We have not yet seen any pharmacokinetic data that proves a subcutaneous administration can induce efficacy (as defined by lectin pathway inhibition) outside of phase 1 data highlighted in an Omeros press release back in 2014.
Doyle and Feuerstein suggest the company's failure to make data publicly available to address this concern is worrying and necessitates shareholders make a leap of faith that could be remedied by releasing the data. This latter point is true, but Omeros is not obliged to report any of the data it collects before it wants to. That we have not seen any data could be viewed as frustrating, sure, but it far from implies the said data does not exist or that it does exist but is negative. Indeed, if the company was to sit on negative data while maintaining its assertion a subcutaneous administration can be effective in this population, it would open itself up to a large number of potential shareholder-related legal issues as and when the numbers do eventually hit press.

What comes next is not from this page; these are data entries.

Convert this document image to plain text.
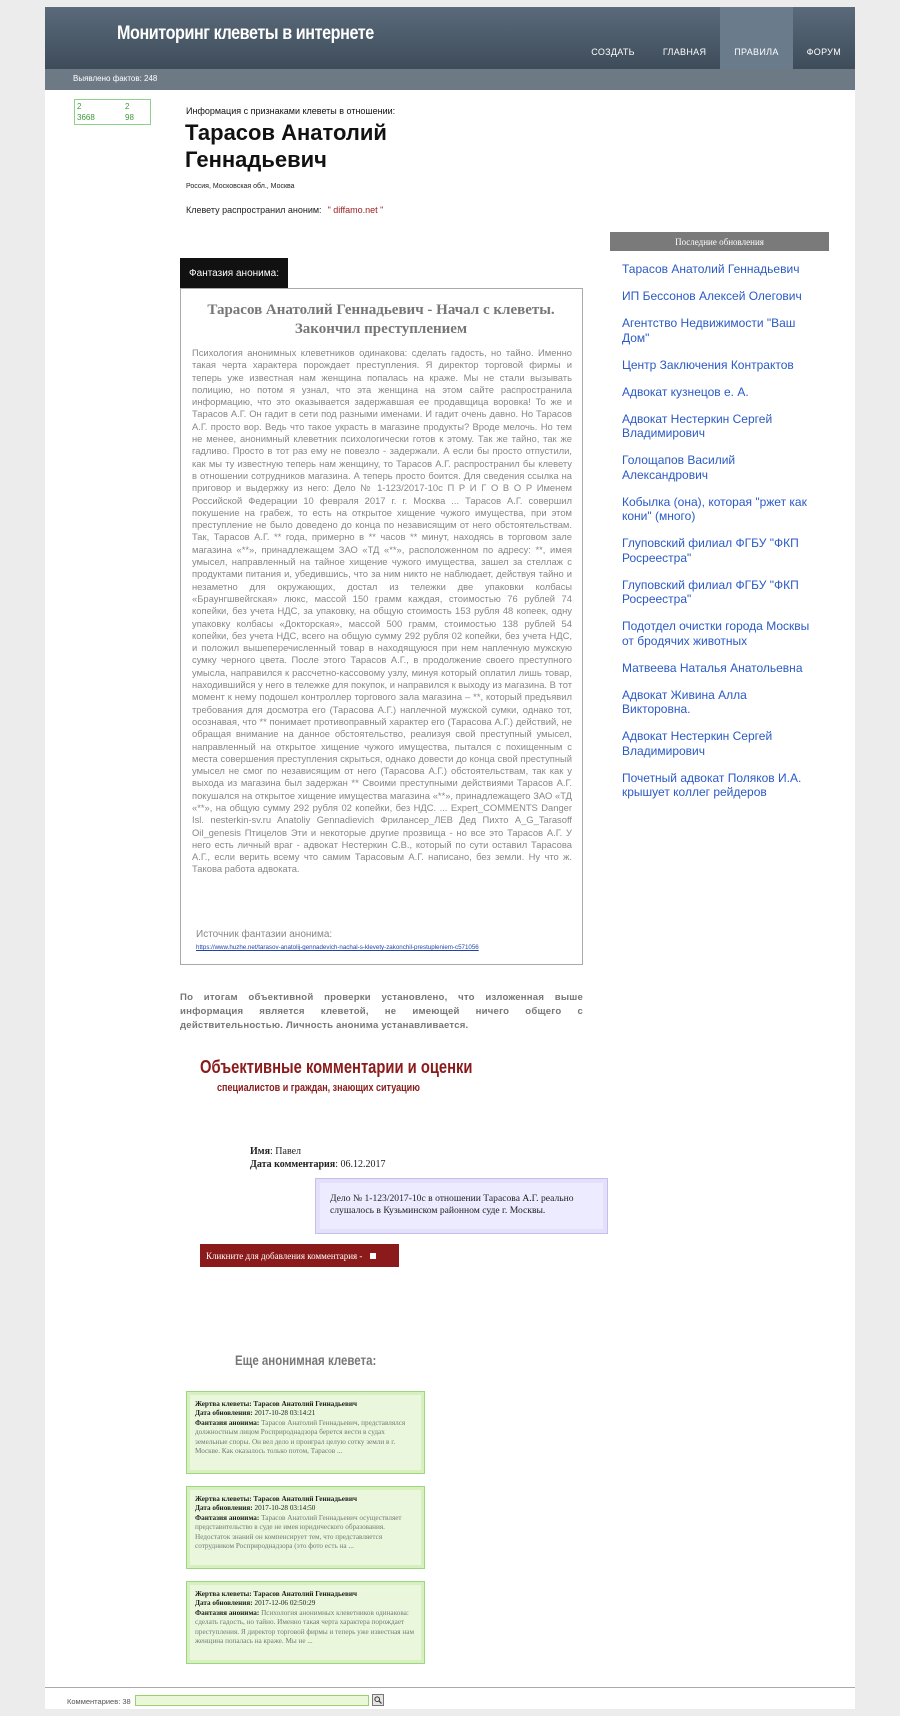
Мониторинг клеветы в интернете
СОЗДАТЬ	ГЛАВНАЯ	ПРАВИЛА	ФОРУМ
Выявлено фактов: 248
2	2
3668	98
Информация с признаками клеветы в отношении:
Тарасов Анатолий Геннадьевич
Россия, Московская обл., Москва
Клевету распространил аноним: " diffamo.net "
Фантазия анонима:
Тарасов Анатолий Геннадьевич - Начал с клеветы. Закончил преступлением
Психология анонимных клеветников одинакова: сделать гадость, но тайно. Именно такая черта характера порождает преступления. Я директор торговой фирмы и теперь уже известная нам женщина попалась на краже. Мы не стали вызывать полицию, но потом я узнал, что эта женщина на этом сайте распространила информацию, что это оказывается задержавшая ее продавщица воровка! То же и Тарасов А.Г. Он гадит в сети под разными именами. И гадит очень давно. Но Тарасов А.Г. просто вор. Ведь что такое украсть в магазине продукты? Вроде мелочь. Но тем не менее, анонимный клеветник психологически готов к этому. Так же тайно, так же гадливо. Просто в тот раз ему не повезло - задержали. А если бы просто отпустили, как мы ту известную теперь нам женщину, то Тарасов А.Г. распространил бы клевету в отношении сотрудников магазина. А теперь просто боится. Для сведения ссылка на приговор и выдержку из него: Дело № 1-123/2017-10с П Р И Г О В О Р Именем Российской Федерации 10 февраля 2017 г. г. Москва ... Тарасов А.Г. совершил покушение на грабеж, то есть на открытое хищение чужого имущества, при этом преступление не было доведено до конца по независящим от него обстоятельствам. Так, Тарасов А.Г. ** года, примерно в ** часов ** минут, находясь в торговом зале магазина «**», принадлежащем ЗАО «ТД «**», расположенном по адресу: **, имея умысел, направленный на тайное хищение чужого имущества, зашел за стеллаж с продуктами питания и, убедившись, что за ним никто не наблюдает, действуя тайно и незаметно для окружающих, достал из тележки две упаковки колбасы «Браунгшвейгская» люкс, массой 150 грамм каждая, стоимостью 76 рублей 74 копейки, без учета НДС, за упаковку, на общую стоимость 153 рубля 48 копеек, одну упаковку колбасы «Докторская», массой 500 грамм, стоимостью 138 рублей 54 копейки, без учета НДС, всего на общую сумму 292 рубля 02 копейки, без учета НДС, и положил вышеперечисленный товар в находящуюся при нем наплечную мужскую сумку черного цвета. После этого Тарасов А.Г., в продолжение своего преступного умысла, направился к рассчетно-кассовому узлу, минуя который оплатил лишь товар, находившийся у него в тележке для покупок, и направился к выходу из магазина. В тот момент к нему подошел контроллер торгового зала магазина – **, который предъявил требования для досмотра его (Тарасова А.Г.) наплечной мужской сумки, однако тот, осознавая, что ** понимает противоправный характер его (Тарасова А.Г.) действий, не обращая внимание на данное обстоятельство, реализуя свой преступный умысел, направленный на открытое хищение чужого имущества, пытался с похищенным с места совершения преступления скрыться, однако довести до конца свой преступный умысел не смог по независящим от него (Тарасова А.Г.) обстоятельствам, так как у выхода из магазина был задержан ** Своими преступными действиями Тарасов А.Г. покушался на открытое хищение имущества магазина «**», принадлежащего ЗАО «ТД «**», на общую сумму 292 рубля 02 копейки, без НДС. ... Expert_COMMENTS Danger Isl. nesterkin-sv.ru Anatoliy Gennadievich Фрилансер_ЛЕВ Дед Пихто A_G_Tarasoff Oil_genesis Птицелов Эти и некоторые другие прозвища - но все это Тарасов А.Г. У него есть личный враг - адвокат Нестеркин С.В., который по сути оставил Тарасова А.Г., если верить всему что самим Тарасовым А.Г. написано, без земли. Ну что ж. Такова работа адвоката.
Источник фантазии анонима:
https://www.huzhe.net/tarasov-anatolij-gennadevich-nachal-s-klevety-zakonchil-prestupleniem-c571056
По итогам объективной проверки установлено, что изложенная выше информация является клеветой, не имеющей ничего общего с действительностью. Личность анонима устанавливается.
Объективные комментарии и оценки
специалистов и граждан, знающих ситуацию
Имя: Павел
Дата комментария: 06.12.2017
Дело № 1-123/2017-10с в отношении Тарасова А.Г. реально слушалось в Кузьминском районном суде г. Москвы.
Кликните для добавления комментария -
Еще анонимная клевета:
Жертва клеветы: Тарасов Анатолий Геннадьевич
Дата обновления: 2017-10-28 03:14:21
Фантазия анонима: Тарасов Анатолий Геннадьевич, представлялся должностным лицом Росприроднадзора берется вести в судах земельные споры. Он вел дело и проиграл целую сотку земли в г. Москве. Как оказалось только потом, Тарасов ...
Жертва клеветы: Тарасов Анатолий Геннадьевич
Дата обновления: 2017-10-28 03:14:50
Фантазия анонима: Тарасов Анатолий Геннадьевич осуществляет представительство в суде не имея юридического образования. Недостаток знаний он компенсирует тем, что представляется сотрудником Росприроднадзора (это фото есть на ...
Жертва клеветы: Тарасов Анатолий Геннадьевич
Дата обновления: 2017-12-06 02:50:29
Фантазия анонима: Психология анонимных клеветников одинакова: сделать гадость, но тайно. Именно такая черта характера порождает преступления. Я директор торговой фирмы и теперь уже известная нам женщина попалась на краже. Мы не ...
Последние обновления
Тарасов Анатолий Геннадьевич
ИП Бессонов Алексей Олегович
Агентство Недвижимости "Ваш Дом"
Центр Заключения Контрактов
Адвокат кузнецов е. А.
Адвокат Нестеркин Сергей Владимирович
Голощапов Василий Александрович
Кобылка (она), которая "ржет как кони" (много)
Глуповский филиал ФГБУ "ФКП Росреестра"
Глуповский филиал ФГБУ "ФКП Росреестра"
Подотдел очистки города Москвы от бродячих животных
Матвеева Наталья Анатольевна
Адвокат Живина Алла Викторовна.
Адвокат Нестеркин Сергей Владимирович
Почетный адвокат Поляков И.А. крышует коллег рейдеров
Комментариев: 38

Another core element of the short argument is the phase 3 trial (the one that is going to underpin registration applications in the U.S. and Europe) will not be complete before 2020 and needs to enroll 80 patients – a large number in this extremely rare indication. Further, this will cost a lot of money. Cash is something Omeros does not have a lot of right now, leading to dilution risk and other issues.
Again, all of these points are true, but the implications are not quite as damning as the short report would have readers believe. The company has said it expects to put out interim data based on the first 40 of the 80 enrolled patients. There is a chance this interim data will be enough to support both accelerated approval in the U.S. and full approval in Europe. If this is the case, Omeros will only need half of the trial cash Doyle is claiming will have to be put up by shareholders over the coming 24 months.
Essentially, then, the situation is this: Omeros could release some data that proves the short sellers wrong, but it is under no obligation to do so and for (what it calls) competitive reasons, the company has decided to delay said data release until (presumably) phase 3 data hits press.
For shareholders, this adds a degree of risk to the equation that might otherwise be avoided with another allocation, but much of the concern raised by the previously mentioned short report and subsequently by Feuerstein at STAT seems unwarranted and looks to be far from prohibitive to an exposure as things stand.
Disclosure: The author has no positions in any of the stocks mentioned.